Focused Ion Beam Milling Technique for Plan-View TEM Sampling of DRAM Capacitor

Tuesday, October 13, 2015
West Hall 1 (Phoenix Convention Center)
S. Lee, J. Kang (Samsung Electronics, Sungkyunkwan University), and C. W. Yang (Sungkyunkwan University)
As the semiconductor device feature size becomes smaller, the aspect ratio of DRAM capacitor gets higher. The higher the height of capacitor, the more storage node bent. Therefore, we adopt the Mechanically Enhanced Storage node for virtually unlimited Height (MESH) [1] process to prevent storage node’s bending nowadays. Nevertheless, the bending failure still exists, and thus we need to make a sample for physical failure analysis (PFA). Normally PFA needs a site specific transmission electron microscopy (TEM) sample which is vertically cross-sectioned by using focused ion beam (FIB) , but sometimes a plan-view TEM sample is also required to clarify the exact cause of failure.

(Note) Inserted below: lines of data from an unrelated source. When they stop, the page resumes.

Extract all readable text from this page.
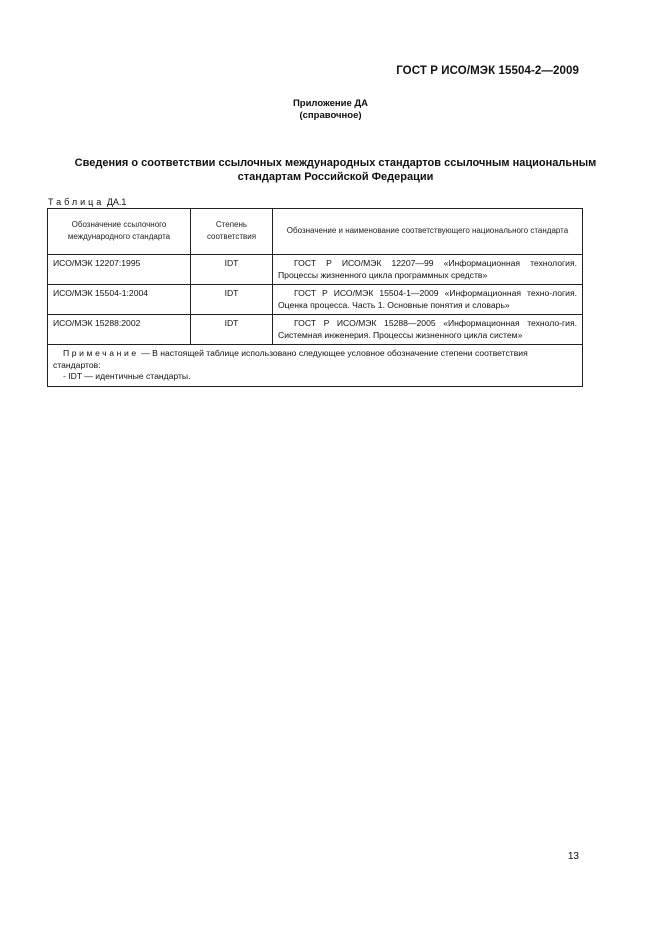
ГОСТ Р ИСО/МЭК 15504-2—2009
Приложение ДА
(справочное)
Сведения о соответствии ссылочных международных стандартов ссылочным национальным
стандартам Российской Федерации
Таблица ДА.1
Обозначение ссылочного международного стандарта	Степень соответствия	Обозначение и наименование соответствующего национального стандарта
ИСО/МЭК 12207:1995	IDT	ГОСТ Р ИСО/МЭК 12207—99 «Информационная технология. Процессы жизненного цикла программных средств»
ИСО/МЭК 15504-1:2004	IDT	ГОСТ Р ИСО/МЭК 15504-1—2009 «Информационная техно-логия. Оценка процесса. Часть 1. Основные понятия и словарь»
ИСО/МЭК 15288:2002	IDT	ГОСТ Р ИСО/МЭК 15288—2005 «Информационная техноло-гия. Системная инженерия. Процессы жизненного цикла систем»
Примечание — В настоящей таблице использовано следующее условное обозначение степени соответствия стандартов:
- IDT — идентичные стандарты.		
13
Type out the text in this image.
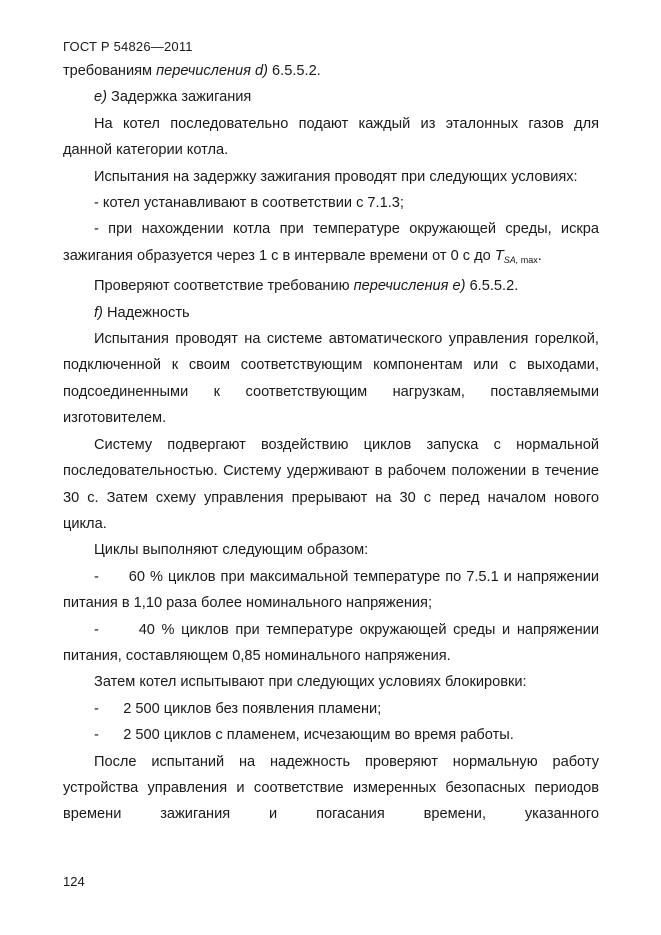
ГОСТ Р 54826—2011

требованиям перечисления d) 6.5.5.2.

e) Задержка зажигания

На котел последовательно подают каждый из эталонных газов для данной категории котла.

Испытания на задержку зажигания проводят при следующих условиях:

- котел устанавливают в соответствии с 7.1.3;

- при нахождении котла при температуре окружающей среды, искра зажигания образуется через 1 с в интервале времени от 0 с до $T_{SA, max}$.

Проверяют соответствие требованию перечисления e) 6.5.5.2.

f) Надежность

Испытания проводят на системе автоматического управления горелкой, подключенной к своим соответствующим компонентам или с выходами, подсоединенными к соответствующим нагрузкам, поставляемыми изготовителем.

Систему подвергают воздействию циклов запуска с нормальной последовательностью. Систему удерживают в рабочем положении в течение 30 с. Затем схему управления прерывают на 30 с перед началом нового цикла.

Циклы выполняют следующим образом:

-      60 % циклов при максимальной температуре по 7.5.1 и напряжении питания в 1,10 раза более номинального напряжения;

-      40 % циклов при температуре окружающей среды и напряжении питания, составляющем 0,85 номинального напряжения.

Затем котел испытывают при следующих условиях блокировки:

-      2 500 циклов без появления пламени;

-      2 500 циклов с пламенем, исчезающим во время работы.

После испытаний на надежность проверяют нормальную работу устройства управления и соответствие измеренных безопасных периодов времени зажигания и погасания времени, указанного

124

 Figure 1-(a) shows the vertical TEM result of two bits failure caused by DRAM storage node’s bending. In the conventional plan-view TEM sampling process, the target height for plan-view TEM sampling is marked with ‘l’ shape marker [2] after realizing the height of node bridge as shown in figure 1-(b). It is important to know the end point during FIB milling [3]. And then, the top (red area) and bottom (yellow area) parts are removed to get the plan-view TEM sample. Figure 1-(c) is a TEM image after this plan-view TEM sampling process. The nodes do not stand in a line as you see in figure 1-(c). The nodes seem to move during the 3rd step milling (mill a bottom part) because of the void between nodes. The node may fall off a TEM thin foil sample in the worst case. In order to overcome this problem, we add a carbon deposition step right after the 2nd step of the top part milling as shown in figure 2-(a). As a result, we are able to get a plan-view TEM image where the nodes stand in a line as shown in figure 2-(b). Four major steps are,

Step 1 : ‘1’ shape marking at the target height

Step 2 : milling a top part of capacitor

Step 3 : carbon deposition to fill the space between nodes

Step 4 : milling a bottom part of capacitor

 We adopted this modified milling method to the TEM sampling of a real failure case and obtained a PFA result of a 2 bit failure using plan-view TEM image as shown in figure 2-(c). The new modified milling method turned out to be very effective and can be adopted in a mass production.


[1] D. Kim, J. Kim, M. Huh, Y. Hwang, J. Park, D. Han, D. Kim, M. Cho, B. Lee and H. Hwang, in Electron Devices Meeting, 2004. IEDM Technical Digest. IEEE International, p. 69 (2004).

[2] Moon-Yee Wang, S.X. Lee, S. Peri, “The Effect of FIB Technology on Design Methodology”, Circuits and Systems, 1993, 725-728 vol1.

[3] S. Lee, C.-W. Yang, T. J. Park, J. K. Kim, J. H. Ahn, J. Choi and G. Y. Song, in Meeting Abstracts, p. 1608 (2014).